Clearwire continues review of Dish offer
NEW YORK (Reuters) - Clearwire Corp CLWR.O said it was still evaluating an acquisition offer from Dish Network Corp (DISH.O: Quote) for $3.30 per share but hasn't changed its recommendation of a Sprint Nextel Corp (S.N: Quote) buyout offer it agreed to in December.
Clearwire, which is majority owned by Sprint, said Friday it would not draw on an $80-million financing offer from Sprint in February as it was still evaluating the offer from satellite television provider Dish, which said it would withdraw its proposal if Clearwire avails of the Sprint financing.
The wireless service provider, which already declined Sprint financing in January for the same reason, said it had not decided whether it will draw on the Sprint financing in the coming months.
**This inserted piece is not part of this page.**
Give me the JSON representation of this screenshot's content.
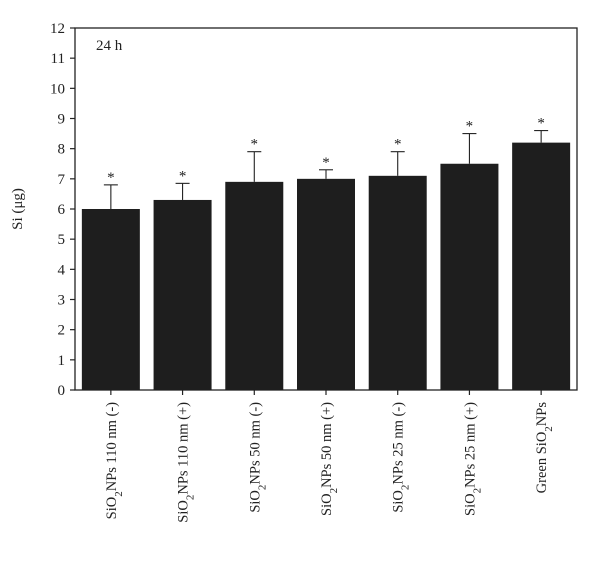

As part of its buyout proposal, Sprint said it would buy $80 million of convertible notes per month for up to 10 months.
Clearwire's continued review of the Dish offer may give hope to minority shareholders who have said they are unhappy with Sprint's $2.97-a-share agreement to buy out Clearwire, especially in light of Dish's higher offer in January.
Sprint needs approval from a majority of Clearwire's minority shareholders for its proposed deal.
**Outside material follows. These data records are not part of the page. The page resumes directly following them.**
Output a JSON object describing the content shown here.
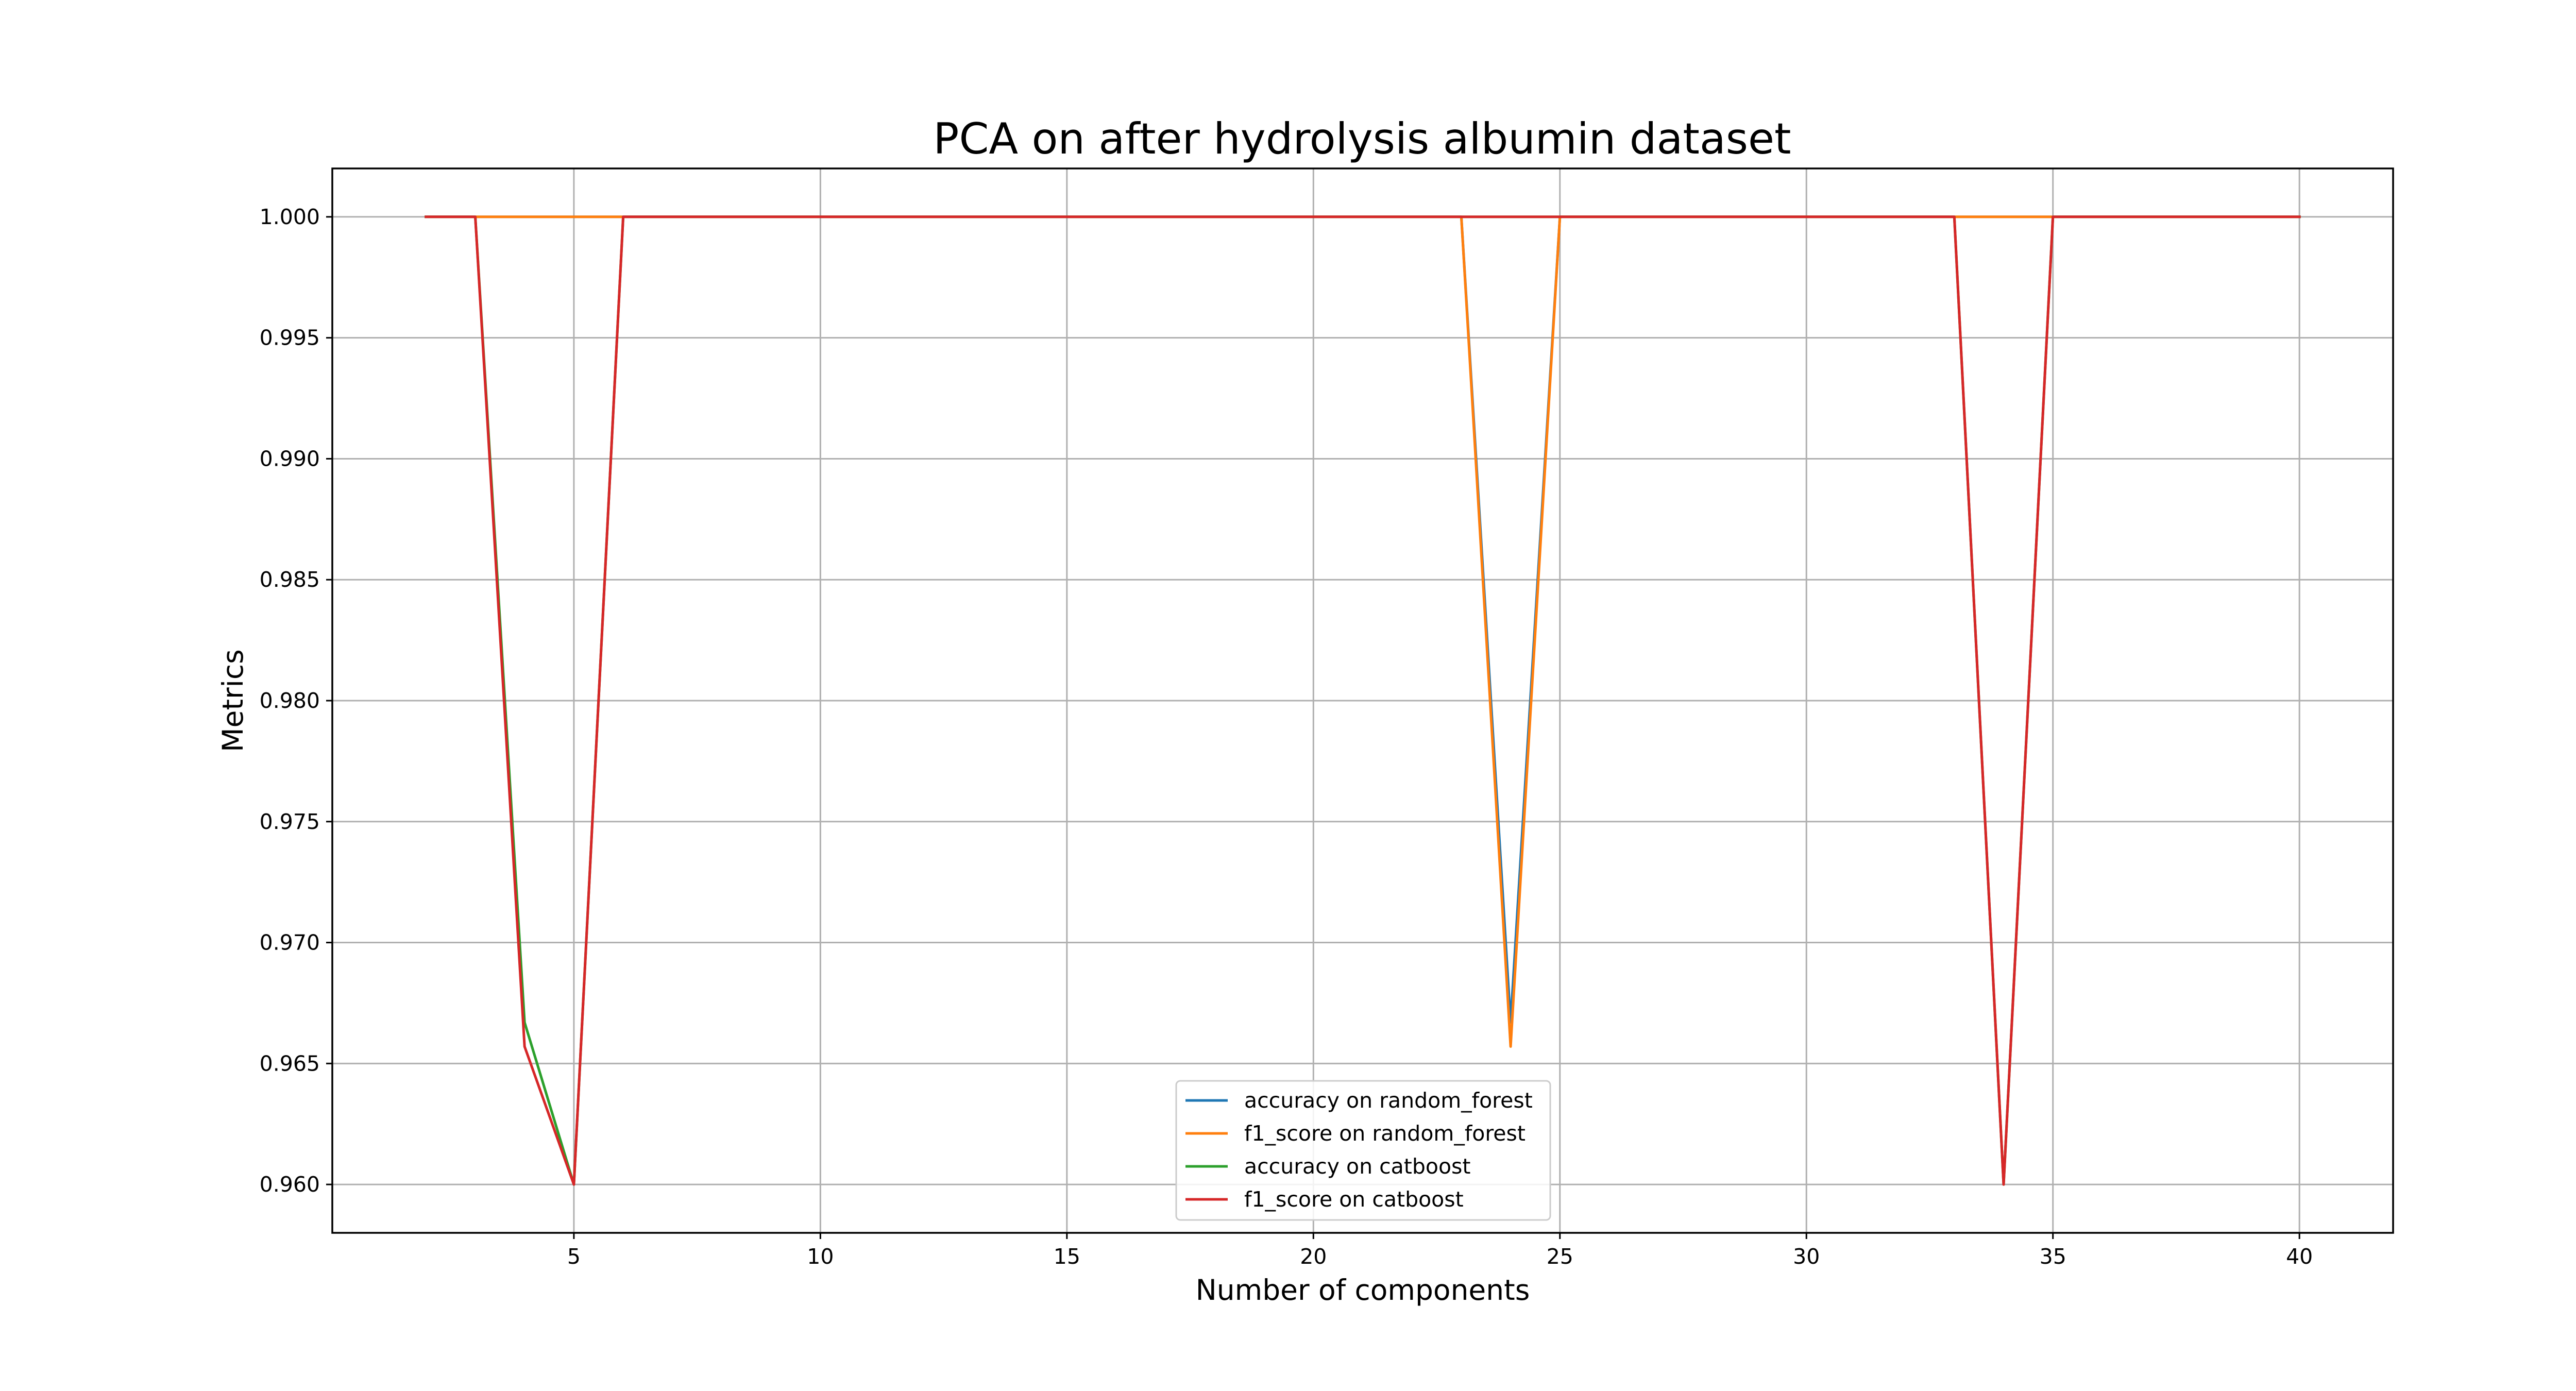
{
  "chart_data": {
    "type": "line",
    "title": "PCA on after hydrolysis albumin dataset",
    "xlabel": "Number of components",
    "ylabel": "Metrics",
    "xlim": [
      0.1,
      41.9
    ],
    "ylim": [
      0.958,
      1.002
    ],
    "xticks": [
      5,
      10,
      15,
      20,
      25,
      30,
      35,
      40
    ],
    "xtick_labels": [
      "5",
      "10",
      "15",
      "20",
      "25",
      "30",
      "35",
      "40"
    ],
    "yticks": [
      0.96,
      0.965,
      0.97,
      0.975,
      0.98,
      0.985,
      0.99,
      0.995,
      1.0
    ],
    "ytick_labels": [
      "0.960",
      "0.965",
      "0.970",
      "0.975",
      "0.980",
      "0.985",
      "0.990",
      "0.995",
      "1.000"
    ],
    "grid": true,
    "legend_position": "lower-center",
    "x": [
      2,
      3,
      4,
      5,
      6,
      7,
      8,
      9,
      10,
      11,
      12,
      13,
      14,
      15,
      16,
      17,
      18,
      19,
      20,
      21,
      22,
      23,
      24,
      25,
      26,
      27,
      28,
      29,
      30,
      31,
      32,
      33,
      34,
      35,
      36,
      37,
      38,
      39,
      40
    ],
    "series": [
      {
        "name": "accuracy on random_forest",
        "color": "#1f77b4",
        "values": [
          1,
          1,
          1,
          1,
          1,
          1,
          1,
          1,
          1,
          1,
          1,
          1,
          1,
          1,
          1,
          1,
          1,
          1,
          1,
          1,
          1,
          1,
          0.9667,
          1,
          1,
          1,
          1,
          1,
          1,
          1,
          1,
          1,
          1,
          1,
          1,
          1,
          1,
          1,
          1
        ]
      },
      {
        "name": "f1_score on random_forest",
        "color": "#ff7f0e",
        "values": [
          1,
          1,
          1,
          1,
          1,
          1,
          1,
          1,
          1,
          1,
          1,
          1,
          1,
          1,
          1,
          1,
          1,
          1,
          1,
          1,
          1,
          1,
          0.9657,
          1,
          1,
          1,
          1,
          1,
          1,
          1,
          1,
          1,
          1,
          1,
          1,
          1,
          1,
          1,
          1
        ]
      },
      {
        "name": "accuracy on catboost",
        "color": "#2ca02c",
        "values": [
          1,
          1,
          0.9667,
          0.96,
          1,
          1,
          1,
          1,
          1,
          1,
          1,
          1,
          1,
          1,
          1,
          1,
          1,
          1,
          1,
          1,
          1,
          1,
          1,
          1,
          1,
          1,
          1,
          1,
          1,
          1,
          1,
          1,
          0.96,
          1,
          1,
          1,
          1,
          1,
          1
        ]
      },
      {
        "name": "f1_score on catboost",
        "color": "#d62728",
        "values": [
          1,
          1,
          0.9657,
          0.96,
          1,
          1,
          1,
          1,
          1,
          1,
          1,
          1,
          1,
          1,
          1,
          1,
          1,
          1,
          1,
          1,
          1,
          1,
          1,
          1,
          1,
          1,
          1,
          1,
          1,
          1,
          1,
          1,
          0.96,
          1,
          1,
          1,
          1,
          1,
          1
        ]
      }
    ]
  }
}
While Clearwire also issued a proxy statement on Friday recommending that shareholders vote in favor of the Sprint deal, the company, which had a deadline to make the filing, made it clear this may not be its final decision.
Sprint said on Friday it was pleased that Clearwire was still recommending its deal.
"We continue to believe that the DISH proposal is illusory and conditioned on many things, including the receipt of governance rights, a spectrum sale and a commercial agreement which are not actionable under our merger agreement and other agreements between Clearwire and Sprint," Sprint said.
Clearwire shares fell slightly to $3.16 in light premarket trading Friday after closing at $3.18 on Nasdaq Thursday.